Ricardo Melo, na Folha
Aécio Neves, Gilmar Mendes e
Eduardo Cunha atuam como protagonistas de uma causa falida. Mesmo assim, não
perdem uma oportunidade de expor em público sua estreiteza de horizontes. São
golpistas declarados. Não importa a lógica, a política, a dialética ou mesmo o
senso comum. Suas biografias, já não propriamente admiráveis, dissolvem-se a
jato a cada movimento realizado para derrubar um governo eleito.
Presidente do PSDB, o senador
mineiro-carioca pouco se incomoda com o ridículo de suas atitudes. Aécio sempre
defendeu um programa de arrocho contra os pobres. Gabou-se da coragem de adotar
medidas impopulares para “consertar o Brasil”.
Agora sobe em trios elétricos
como porta-voz do povo. Critica medidas de ajuste, jura pensar no Brasil e usa
qualquer artimanha com uma única finalidade: isolar a presidente. Convoca
sabujos para atacar um jornalista que revelou o escândalo do aeroporto
construído para atender a ele e à própria família. Maiores informações na
página A3 desta Folha publicada ontem (23/08).
Seu ajudante de ordens, ou
vice-versa, é o ministro do Supremo Tribunal Federal Gilmar Mendes. Sintoma da
fragilidade do equilíbrio de poderes vigente no Brasil, Mendes emite toda sorte
de opiniões fora de autos. Muda de ideia conforme as conveniências. De tão tendencioso
e parcial, seu comportamento público seria suficiente para impugná-lo como
síndico de prédio. Na democracia à brasileira, pontifica como jurista na mais
alta corte do país. Quem quiser que leve a sério.
Mendes endossou as contas da
campanha da presidente eleita alguns meses atrás. Coisas do passado. Esqueçam o
que ele votou. De repente, detectou problemas insanáveis na mesma contabilidade
e ruge ameaçadoramente contra o que ele mesmo aprovou.

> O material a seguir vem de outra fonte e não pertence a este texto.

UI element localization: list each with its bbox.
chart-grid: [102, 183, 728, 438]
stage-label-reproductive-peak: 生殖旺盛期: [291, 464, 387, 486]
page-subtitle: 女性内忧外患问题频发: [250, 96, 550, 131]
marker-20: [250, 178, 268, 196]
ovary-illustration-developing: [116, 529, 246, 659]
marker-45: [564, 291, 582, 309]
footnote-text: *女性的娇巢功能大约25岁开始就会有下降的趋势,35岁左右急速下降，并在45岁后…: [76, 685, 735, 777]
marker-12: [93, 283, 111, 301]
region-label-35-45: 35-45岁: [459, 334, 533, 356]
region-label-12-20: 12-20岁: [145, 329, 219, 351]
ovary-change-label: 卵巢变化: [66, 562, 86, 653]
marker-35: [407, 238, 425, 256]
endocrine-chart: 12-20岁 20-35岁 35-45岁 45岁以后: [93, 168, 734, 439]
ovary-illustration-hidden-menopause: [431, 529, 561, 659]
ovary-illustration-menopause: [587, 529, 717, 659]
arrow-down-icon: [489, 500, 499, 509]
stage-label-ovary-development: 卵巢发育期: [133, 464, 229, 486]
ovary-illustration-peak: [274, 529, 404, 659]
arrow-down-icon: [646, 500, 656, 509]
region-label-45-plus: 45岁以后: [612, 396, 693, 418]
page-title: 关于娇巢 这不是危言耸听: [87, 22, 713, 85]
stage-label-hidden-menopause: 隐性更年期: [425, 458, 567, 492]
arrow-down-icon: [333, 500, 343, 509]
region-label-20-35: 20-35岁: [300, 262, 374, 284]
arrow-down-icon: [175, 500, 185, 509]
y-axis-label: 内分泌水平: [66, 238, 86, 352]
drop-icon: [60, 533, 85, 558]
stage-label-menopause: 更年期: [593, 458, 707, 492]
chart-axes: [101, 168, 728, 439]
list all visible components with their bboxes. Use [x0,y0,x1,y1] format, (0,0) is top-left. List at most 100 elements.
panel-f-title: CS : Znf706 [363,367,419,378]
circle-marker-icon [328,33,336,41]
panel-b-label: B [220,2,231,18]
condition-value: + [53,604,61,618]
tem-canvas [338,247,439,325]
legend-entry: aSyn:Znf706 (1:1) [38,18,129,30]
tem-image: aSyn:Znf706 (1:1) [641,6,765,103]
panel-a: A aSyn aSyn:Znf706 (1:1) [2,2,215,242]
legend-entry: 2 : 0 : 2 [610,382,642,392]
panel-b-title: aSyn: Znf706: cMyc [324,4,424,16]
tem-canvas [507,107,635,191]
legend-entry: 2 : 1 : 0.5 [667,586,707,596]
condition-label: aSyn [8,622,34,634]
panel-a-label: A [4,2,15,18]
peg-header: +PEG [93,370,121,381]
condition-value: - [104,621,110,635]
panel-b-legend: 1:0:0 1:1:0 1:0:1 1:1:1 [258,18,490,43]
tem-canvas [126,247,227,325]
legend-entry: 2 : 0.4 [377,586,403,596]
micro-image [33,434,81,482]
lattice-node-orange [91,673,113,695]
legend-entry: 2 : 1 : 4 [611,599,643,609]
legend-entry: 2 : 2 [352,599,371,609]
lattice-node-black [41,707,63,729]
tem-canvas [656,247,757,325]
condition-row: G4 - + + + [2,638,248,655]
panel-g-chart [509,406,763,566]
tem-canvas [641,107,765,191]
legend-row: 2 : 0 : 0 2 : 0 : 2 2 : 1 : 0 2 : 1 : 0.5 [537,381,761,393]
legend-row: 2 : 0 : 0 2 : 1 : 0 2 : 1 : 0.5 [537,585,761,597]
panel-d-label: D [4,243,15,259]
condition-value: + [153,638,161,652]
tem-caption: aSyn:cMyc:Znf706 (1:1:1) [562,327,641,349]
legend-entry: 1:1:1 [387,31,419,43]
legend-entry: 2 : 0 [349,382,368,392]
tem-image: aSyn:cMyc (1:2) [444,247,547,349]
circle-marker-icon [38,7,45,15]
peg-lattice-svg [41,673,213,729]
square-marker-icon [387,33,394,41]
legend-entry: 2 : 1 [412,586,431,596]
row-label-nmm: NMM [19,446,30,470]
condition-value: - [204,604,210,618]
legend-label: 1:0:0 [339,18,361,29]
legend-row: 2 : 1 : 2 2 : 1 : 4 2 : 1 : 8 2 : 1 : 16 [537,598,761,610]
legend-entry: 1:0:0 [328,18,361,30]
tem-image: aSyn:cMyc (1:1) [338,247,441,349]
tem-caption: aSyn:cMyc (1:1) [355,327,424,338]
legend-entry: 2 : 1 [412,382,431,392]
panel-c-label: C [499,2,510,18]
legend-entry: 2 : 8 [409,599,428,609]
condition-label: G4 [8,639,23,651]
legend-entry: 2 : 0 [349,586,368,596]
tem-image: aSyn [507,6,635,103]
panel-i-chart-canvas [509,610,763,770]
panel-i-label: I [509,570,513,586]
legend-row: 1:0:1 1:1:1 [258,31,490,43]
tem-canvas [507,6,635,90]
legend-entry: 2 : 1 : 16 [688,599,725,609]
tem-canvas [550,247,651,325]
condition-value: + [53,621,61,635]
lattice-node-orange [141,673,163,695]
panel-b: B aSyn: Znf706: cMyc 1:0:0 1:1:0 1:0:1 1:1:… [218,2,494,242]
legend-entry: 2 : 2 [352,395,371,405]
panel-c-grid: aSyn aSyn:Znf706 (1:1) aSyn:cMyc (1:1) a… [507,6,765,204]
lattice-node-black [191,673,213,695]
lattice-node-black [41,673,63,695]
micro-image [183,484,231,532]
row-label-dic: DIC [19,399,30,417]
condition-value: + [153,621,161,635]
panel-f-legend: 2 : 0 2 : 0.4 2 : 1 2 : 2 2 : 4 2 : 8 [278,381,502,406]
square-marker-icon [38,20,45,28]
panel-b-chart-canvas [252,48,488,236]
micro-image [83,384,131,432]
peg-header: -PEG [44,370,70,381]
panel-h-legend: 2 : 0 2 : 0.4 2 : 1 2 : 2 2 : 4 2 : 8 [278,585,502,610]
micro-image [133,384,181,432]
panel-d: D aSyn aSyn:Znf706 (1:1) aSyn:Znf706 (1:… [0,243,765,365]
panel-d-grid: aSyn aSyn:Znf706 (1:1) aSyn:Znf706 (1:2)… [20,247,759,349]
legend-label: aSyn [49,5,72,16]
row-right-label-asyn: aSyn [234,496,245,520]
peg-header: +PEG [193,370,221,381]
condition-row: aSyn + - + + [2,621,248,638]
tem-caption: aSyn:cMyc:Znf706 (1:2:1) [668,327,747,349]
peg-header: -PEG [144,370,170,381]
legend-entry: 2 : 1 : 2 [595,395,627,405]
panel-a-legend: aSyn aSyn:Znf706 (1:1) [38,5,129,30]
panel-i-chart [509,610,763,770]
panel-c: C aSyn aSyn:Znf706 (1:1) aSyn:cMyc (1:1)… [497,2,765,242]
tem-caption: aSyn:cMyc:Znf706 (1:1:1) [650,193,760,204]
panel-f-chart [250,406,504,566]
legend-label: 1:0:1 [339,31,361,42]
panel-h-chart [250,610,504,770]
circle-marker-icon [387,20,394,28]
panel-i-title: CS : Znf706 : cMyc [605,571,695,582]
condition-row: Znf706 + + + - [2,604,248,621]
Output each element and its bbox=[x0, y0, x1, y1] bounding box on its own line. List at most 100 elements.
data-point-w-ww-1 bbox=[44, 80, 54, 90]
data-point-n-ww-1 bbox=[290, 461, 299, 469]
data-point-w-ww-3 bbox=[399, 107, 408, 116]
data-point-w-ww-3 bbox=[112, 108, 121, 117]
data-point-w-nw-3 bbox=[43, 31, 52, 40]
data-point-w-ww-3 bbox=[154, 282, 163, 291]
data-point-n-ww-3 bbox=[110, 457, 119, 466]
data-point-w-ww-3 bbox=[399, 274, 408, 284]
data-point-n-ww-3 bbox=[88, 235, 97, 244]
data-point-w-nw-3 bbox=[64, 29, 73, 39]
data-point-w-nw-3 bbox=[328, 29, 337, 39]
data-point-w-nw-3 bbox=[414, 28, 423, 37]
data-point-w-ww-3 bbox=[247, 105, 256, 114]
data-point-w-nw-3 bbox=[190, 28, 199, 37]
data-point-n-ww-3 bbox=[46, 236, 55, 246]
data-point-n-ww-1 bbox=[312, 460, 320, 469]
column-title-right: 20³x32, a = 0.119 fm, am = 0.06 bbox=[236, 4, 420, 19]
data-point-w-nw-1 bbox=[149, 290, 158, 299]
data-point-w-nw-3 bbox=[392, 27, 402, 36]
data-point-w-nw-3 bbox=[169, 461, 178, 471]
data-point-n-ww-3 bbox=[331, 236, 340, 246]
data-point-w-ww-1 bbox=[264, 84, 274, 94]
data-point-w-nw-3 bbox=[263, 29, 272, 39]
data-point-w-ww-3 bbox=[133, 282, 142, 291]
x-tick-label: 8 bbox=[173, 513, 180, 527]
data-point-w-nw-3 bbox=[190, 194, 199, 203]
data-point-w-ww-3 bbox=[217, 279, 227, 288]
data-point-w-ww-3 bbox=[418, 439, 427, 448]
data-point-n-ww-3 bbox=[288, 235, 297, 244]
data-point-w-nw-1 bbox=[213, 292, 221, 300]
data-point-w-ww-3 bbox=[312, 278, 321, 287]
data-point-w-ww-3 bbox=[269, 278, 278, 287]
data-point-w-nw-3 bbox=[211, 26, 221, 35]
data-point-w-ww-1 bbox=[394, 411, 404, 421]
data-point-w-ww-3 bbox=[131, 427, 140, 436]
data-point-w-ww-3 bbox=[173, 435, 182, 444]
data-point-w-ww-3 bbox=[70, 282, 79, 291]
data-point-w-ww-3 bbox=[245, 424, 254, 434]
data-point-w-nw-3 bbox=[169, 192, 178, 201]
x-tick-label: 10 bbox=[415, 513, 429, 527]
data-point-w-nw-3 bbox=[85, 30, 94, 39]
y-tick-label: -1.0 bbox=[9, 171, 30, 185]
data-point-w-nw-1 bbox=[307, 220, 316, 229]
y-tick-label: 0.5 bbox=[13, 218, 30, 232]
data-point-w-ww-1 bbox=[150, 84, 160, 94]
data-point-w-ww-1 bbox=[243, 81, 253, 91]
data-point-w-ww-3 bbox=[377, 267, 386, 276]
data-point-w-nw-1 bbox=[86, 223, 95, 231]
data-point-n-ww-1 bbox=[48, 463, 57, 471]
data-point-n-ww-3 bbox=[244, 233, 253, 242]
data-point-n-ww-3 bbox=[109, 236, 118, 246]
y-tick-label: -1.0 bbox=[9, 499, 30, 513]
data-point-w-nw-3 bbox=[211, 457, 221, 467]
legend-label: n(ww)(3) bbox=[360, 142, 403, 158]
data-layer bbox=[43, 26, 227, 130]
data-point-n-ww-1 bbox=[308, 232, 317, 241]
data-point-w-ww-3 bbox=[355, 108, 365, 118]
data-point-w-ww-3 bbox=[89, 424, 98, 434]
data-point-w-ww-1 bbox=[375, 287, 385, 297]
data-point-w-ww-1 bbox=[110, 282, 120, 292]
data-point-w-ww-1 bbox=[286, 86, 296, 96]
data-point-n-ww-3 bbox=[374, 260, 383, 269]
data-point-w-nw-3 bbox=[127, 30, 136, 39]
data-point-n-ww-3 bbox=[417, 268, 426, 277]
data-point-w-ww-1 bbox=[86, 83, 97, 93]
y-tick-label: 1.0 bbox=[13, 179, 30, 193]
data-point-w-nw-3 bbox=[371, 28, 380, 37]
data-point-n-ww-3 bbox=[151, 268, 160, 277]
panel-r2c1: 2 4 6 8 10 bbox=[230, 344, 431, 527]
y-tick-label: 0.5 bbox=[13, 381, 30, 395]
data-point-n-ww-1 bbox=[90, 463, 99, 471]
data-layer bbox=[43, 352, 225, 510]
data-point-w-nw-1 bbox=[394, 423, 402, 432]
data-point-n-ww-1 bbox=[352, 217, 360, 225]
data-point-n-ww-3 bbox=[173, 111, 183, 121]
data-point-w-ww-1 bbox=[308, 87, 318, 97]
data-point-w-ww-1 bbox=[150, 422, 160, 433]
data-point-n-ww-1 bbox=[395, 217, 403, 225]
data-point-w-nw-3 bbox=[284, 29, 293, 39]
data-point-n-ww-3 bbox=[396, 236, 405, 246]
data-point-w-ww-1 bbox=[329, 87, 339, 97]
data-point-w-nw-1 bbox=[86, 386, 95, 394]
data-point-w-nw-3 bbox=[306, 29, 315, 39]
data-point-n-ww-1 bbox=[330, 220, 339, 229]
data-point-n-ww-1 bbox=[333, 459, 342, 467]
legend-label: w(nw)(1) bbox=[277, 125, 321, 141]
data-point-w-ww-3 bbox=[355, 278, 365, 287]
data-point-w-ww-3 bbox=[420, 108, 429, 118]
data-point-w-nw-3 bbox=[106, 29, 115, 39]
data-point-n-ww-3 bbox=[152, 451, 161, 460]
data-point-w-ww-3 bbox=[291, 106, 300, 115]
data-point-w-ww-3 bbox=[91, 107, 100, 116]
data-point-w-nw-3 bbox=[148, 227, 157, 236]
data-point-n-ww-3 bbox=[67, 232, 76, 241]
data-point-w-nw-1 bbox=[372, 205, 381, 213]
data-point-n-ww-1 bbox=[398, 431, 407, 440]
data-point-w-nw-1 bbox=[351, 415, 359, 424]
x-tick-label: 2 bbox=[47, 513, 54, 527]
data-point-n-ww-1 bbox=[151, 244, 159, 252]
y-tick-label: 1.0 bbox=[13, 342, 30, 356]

No meio tempo, acusa o
Planalto de comandar um sindicato de ladrões financiado por empreiteiras
envolvidas na roubalheira da Petrobras.
Bem, mas as mesmas empresas
financiaram a campanha dos outros partidos. O que fazer? Vale lembrar: Mendes
até hoje trava o julgamento favorável à proibição do financiamento empresarial
de campanhas políticas. Seu pedido de vistas escancara um escândalo jurídico,
legal e moral que o STF finge não existir. Ora, isso não vem ao caso,
socorreria o juiz paladino Sergio Moro.
E aí aparece Eduardo Cunha, o
peemedebista dirigente da Câmara. Terceiro na linha de sucessão presidencial,
Cunha encenava comandar um exército invencível. Primeiro humilhou o Planalto na
eleição para o comando da Casa. Depois, passou a manobrar o regimento para
aprovar o que interessa a aliados nem sempre expostos. Tentou ainda se
credenciar como alternativa golpista. Curto circuito total. Pego numa mentira
de pelo menos 5 milhões de dólares, a acreditar no procurador geral, Cunha
atualmente circula como um zumbi rogando piedade de parlamentares muito mais
interessados em salvar a própria pele.
Cambaleante, o trio parece ter
recebido a pá de cal com os pronunciamentos dos verdadeiros comandantes da
nossa democracia. O mais recente veio do chefe do maior banco privado do país,
Roberto Setubal. Presidente do Itaú Unibanco, Setubal afirmou com todas as
letras não haver motivos para tirar Dilma do cargo. Tipo ruim com ela, pior sem
ela - que o digam os lucros pornográficos auferidos pela turma financeira.
Sem a banca por trás, abandonada
pelo pessoal do dinheiro grosso e encrencada em acusações lançadas contra os
adversários, à troupe do impeachment não resta muito mais que baixar o pano.